Meet new TNN ambassador, Ignacia Montt

30 May 2022

Ignacia hails from Chile and is a professional 100m, 200m, 4 x 100m and 4 x 400m track sprinter. She is 26 years and has lived with type 1 diabetes since the age of 11. She is the youngest of seven children with two of her sisters also living with type 1 diabetes. Below, she talks about her diagnosis and how her life with diabetes has changed since the COVID pandemic.


I was 10 years old when I started running. First, I ran for fun after school. Around 16 it started getting more serious and I joined my first national team. I was good enough to be on the high school team and I was one of the fastest, but I wasn’t the best at first. I started training five times a week at 16 and the results started to come.

It helped to have a coach in my younger years that didn’t push us too hard. I think when young children are pushed too hard too soon, there is always the risk of them burning out. Now that I’m 27, I still have the energy to keep going because I wasn’t burnt out at a young age.

I was 11 when I was diagnosed with type 1 diabetes. It was at the end of my first year running track. I’m the youngest of seven siblings and I have two older sisters who also have type 1 diabetes. They’re quite a bit older than me and were great role models which means my mom wasn’t so afraid of my diagnosis and me going back to sports. I was back training two weeks after my diagnosis.
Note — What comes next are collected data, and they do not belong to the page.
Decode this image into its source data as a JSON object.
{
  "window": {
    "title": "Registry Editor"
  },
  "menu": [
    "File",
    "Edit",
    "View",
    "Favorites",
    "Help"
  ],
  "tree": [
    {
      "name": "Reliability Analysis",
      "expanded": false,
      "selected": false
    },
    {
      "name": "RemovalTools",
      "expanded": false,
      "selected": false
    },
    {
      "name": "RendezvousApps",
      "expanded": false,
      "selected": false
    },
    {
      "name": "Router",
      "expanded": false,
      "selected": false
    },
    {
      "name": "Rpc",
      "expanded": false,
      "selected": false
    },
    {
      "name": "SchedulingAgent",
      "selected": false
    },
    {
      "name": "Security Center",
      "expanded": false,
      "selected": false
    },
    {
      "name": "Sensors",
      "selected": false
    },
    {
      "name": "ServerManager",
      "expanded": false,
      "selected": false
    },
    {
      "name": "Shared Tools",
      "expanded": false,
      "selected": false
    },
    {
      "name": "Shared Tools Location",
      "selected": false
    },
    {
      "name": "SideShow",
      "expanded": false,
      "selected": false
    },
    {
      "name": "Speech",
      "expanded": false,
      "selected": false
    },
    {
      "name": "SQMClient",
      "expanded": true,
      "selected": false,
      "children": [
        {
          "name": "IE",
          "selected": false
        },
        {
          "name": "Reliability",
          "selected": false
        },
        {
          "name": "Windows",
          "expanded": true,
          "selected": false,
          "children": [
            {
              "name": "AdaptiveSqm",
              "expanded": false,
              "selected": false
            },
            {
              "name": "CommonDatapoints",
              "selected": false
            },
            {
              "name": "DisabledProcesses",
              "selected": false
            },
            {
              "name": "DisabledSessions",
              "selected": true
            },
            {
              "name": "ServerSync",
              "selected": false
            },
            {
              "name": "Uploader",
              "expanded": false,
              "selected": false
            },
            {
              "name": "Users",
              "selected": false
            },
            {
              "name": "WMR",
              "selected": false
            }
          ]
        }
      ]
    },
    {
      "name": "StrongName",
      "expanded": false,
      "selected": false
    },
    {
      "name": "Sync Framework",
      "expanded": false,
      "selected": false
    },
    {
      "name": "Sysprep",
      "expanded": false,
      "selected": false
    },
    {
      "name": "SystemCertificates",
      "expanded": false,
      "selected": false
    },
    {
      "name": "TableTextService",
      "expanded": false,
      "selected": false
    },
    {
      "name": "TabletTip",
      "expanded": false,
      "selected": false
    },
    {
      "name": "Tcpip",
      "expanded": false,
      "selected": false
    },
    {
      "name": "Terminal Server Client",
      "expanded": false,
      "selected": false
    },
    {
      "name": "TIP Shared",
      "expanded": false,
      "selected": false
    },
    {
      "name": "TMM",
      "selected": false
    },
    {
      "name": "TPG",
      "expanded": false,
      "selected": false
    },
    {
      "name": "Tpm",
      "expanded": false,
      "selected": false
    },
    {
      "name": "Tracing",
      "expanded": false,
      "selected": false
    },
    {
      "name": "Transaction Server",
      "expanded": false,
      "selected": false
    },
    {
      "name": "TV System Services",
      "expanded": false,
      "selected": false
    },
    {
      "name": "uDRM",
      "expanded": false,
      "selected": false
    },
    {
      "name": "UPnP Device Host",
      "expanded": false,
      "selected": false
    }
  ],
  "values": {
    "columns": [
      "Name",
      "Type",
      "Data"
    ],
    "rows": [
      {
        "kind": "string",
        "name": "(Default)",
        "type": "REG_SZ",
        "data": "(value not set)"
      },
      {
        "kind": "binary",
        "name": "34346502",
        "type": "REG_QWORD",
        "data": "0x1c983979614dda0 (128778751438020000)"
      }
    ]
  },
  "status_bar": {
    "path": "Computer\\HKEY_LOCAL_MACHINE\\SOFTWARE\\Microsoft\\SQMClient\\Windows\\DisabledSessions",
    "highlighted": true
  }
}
When the symptoms first appeared, my mum was a little in denial. I was losing a lot of weight and I remember her saying, “it’s because it’s summer and you have been training a lot”. I was thirsty all the time and it was warm in Chile, so she used that as an excuse. Then my sister came to my house one Saturday. We spent the whole day together and I was thirsty all day. The next day she came by and said I need to check your blood sugar and did a test with a test strip. I think she suspected something was wrong and took me to the hospital where I was officially diagnosed. I was hospitalized for 3 days.

When I was diagnosed my two sisters were grown up already living on their own. So I saw them as normal people doing normal stuff so the diagnosis for me wasn’t such a big thing. The first day I was diagnosed, I was like “yay, now I’m like my sisters.” Then a few days later I realized diabetes still is a big deal.

The experience I have as a track sprinter is very different from endurance sports. My sister runs marathons and our experiences in managing diabetes are so different. My blood sugar tends to go high because my workouts are high-intensity ones as opposed to the longer aerobic distance workouts in marathons. It’s a constant issue to keep my glucose level in range. When I run competitions and have adrenaline and am nervous, my blood sugar tends to go high. So, as soon as I finish my race, I have to do a cool down. I hop on the bike or go for a cool down run or walk. A cool down like that isn’t typical for sprinters so my competitors always ask why I do that and I have to explain to them I am regulating my glucose levels.

I’m very strict with my diet. I prefer a higher protein ratio to carbohydrates. I learned that with too much insulin, I tend to build more muscle so my body weight increases. It’s fascinating how each body reacts differently and that’s why it’s key to work with your own doctor to figure out the best way to manage your diabetes. I see it with my sisters: it’s very different for the three of us!

Some of my proudest achievements up to now are becoming the national champion of Chile 3 times. A month ago I won the South America Grand Prix in Argentina and that was a big deal for me.

Giving a Ted Talk in January is also one of the highlights of my life. I just received an email saying the Ted Talk was approved and that it would be published!  In the talk I spoke about what being a type 1 athlete means and how I turned this from adversity into motivation to keep improving every day. It wasn’t actually until the pandemic that I realized how much power diabetes has. Before COVID, I was aware of my condition but I never realized how powerful it was and how it can be an advantage for me and others in the community. I had a couple of years in my career where I was running really bad times. Between the ages of 18 and 23, I never improved on my personal best times. I was following my doctor’s orders but I wasn’t going the extra mile in my diabetes management. During the pandemic, I realized how important it was to control it to get better on the track. During lockdown I didn’t have access to a track for six months so had to find other ways to improve. I worked hard on improving my management of diabetes as I thought that could be the thing that helps me. I become more strict, working with my doctors to find the absolute best treatment and techniques for control that works for me in training and competitions. I started beating all my personal bests. I became the national champion. Making that switch in my mind was life-changing.